Utilising natural diversity of kinases to rationally engineer interactions with the angiosperm immune receptor ZAR1

Abstract

AbstractThe highly conserved angiosperm immune receptor HOPZ‐ACTIVATED RESISTANCE1 (ZAR1) recognises the activity of diverse pathogen effector proteins by monitoring the ZED1‐related kinase (ZRK) family. Understanding how ZAR1 achieves interaction specificity for ZRKs may allow for the expansion of the ZAR1‐kinase recognition repertoire to achieve novel pathogen recognition outside of model species.
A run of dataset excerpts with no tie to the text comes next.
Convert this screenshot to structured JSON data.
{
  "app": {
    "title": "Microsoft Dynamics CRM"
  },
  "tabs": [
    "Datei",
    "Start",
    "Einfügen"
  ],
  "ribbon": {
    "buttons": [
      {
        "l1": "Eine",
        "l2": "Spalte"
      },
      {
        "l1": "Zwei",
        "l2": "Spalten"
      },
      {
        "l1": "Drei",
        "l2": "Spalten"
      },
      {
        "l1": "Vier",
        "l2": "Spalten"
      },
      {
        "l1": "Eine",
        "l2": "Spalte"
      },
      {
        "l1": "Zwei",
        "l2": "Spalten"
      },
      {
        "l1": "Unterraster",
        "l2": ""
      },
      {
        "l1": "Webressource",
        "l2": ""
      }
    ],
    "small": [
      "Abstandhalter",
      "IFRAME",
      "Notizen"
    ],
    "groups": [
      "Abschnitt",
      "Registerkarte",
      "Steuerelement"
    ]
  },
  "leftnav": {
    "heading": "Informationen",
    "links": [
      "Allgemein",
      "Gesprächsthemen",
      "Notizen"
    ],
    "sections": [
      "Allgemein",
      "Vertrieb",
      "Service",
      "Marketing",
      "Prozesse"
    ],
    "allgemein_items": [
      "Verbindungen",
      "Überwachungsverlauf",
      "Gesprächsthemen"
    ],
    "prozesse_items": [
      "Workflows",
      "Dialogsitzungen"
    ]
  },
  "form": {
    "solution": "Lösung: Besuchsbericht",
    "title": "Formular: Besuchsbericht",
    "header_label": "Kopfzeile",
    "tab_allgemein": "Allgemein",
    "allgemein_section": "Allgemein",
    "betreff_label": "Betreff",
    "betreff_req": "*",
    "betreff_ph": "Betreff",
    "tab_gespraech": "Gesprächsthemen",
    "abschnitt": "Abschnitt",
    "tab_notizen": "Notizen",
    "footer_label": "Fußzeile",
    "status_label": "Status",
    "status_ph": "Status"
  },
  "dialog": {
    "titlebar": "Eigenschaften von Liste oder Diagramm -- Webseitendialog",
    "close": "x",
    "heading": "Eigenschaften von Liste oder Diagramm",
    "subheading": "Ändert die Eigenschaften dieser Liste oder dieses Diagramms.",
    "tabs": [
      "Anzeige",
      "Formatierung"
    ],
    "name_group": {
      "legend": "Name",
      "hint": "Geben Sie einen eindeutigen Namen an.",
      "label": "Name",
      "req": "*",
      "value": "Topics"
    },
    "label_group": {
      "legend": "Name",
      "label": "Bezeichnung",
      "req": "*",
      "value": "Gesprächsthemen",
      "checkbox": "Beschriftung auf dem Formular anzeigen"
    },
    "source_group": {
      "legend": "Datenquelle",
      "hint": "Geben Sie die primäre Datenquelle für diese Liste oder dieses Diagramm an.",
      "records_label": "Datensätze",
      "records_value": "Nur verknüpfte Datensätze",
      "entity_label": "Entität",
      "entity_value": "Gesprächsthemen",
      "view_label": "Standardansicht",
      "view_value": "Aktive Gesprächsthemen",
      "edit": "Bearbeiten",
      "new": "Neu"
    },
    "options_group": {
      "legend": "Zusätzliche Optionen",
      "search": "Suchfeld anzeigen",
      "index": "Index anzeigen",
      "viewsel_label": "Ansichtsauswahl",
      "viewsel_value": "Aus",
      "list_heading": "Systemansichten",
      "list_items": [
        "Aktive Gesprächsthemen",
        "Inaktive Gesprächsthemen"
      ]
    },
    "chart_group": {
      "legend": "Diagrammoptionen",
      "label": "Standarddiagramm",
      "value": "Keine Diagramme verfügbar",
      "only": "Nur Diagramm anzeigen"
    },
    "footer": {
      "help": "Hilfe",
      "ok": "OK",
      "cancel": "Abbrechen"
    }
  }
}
We took advantage of the natural diversity of Arabidopsis thaliana kinases to probe the ZAR1‐kinase interaction interface and found that A. thaliana ZAR1 (AtZAR1) can interact with most ZRKs, except ZRK7. We found evidence of alternative splicing of ZRK7, resulting in a protein that can interact with AtZAR1. Despite high sequence conservation of ZAR1, interspecific ZAR1‐ZRK pairings resulted in the autoactivation of cell death. We showed that ZAR1 interacts with a greater diversity of kinases than previously thought, while still possessing the capacity for specificity in kinase interactions. Finally, using AtZAR1‐ZRK interaction data, we rationally increased ZRK10 interaction strength with AtZAR1, demonstrating the feasibility of the rational design of a ZAR1‐interacting kinase. Overall, our findings advance our understanding of the rules governing ZAR1 interaction specificity, with promising future directions for expanding ZAR1 immunodiversity.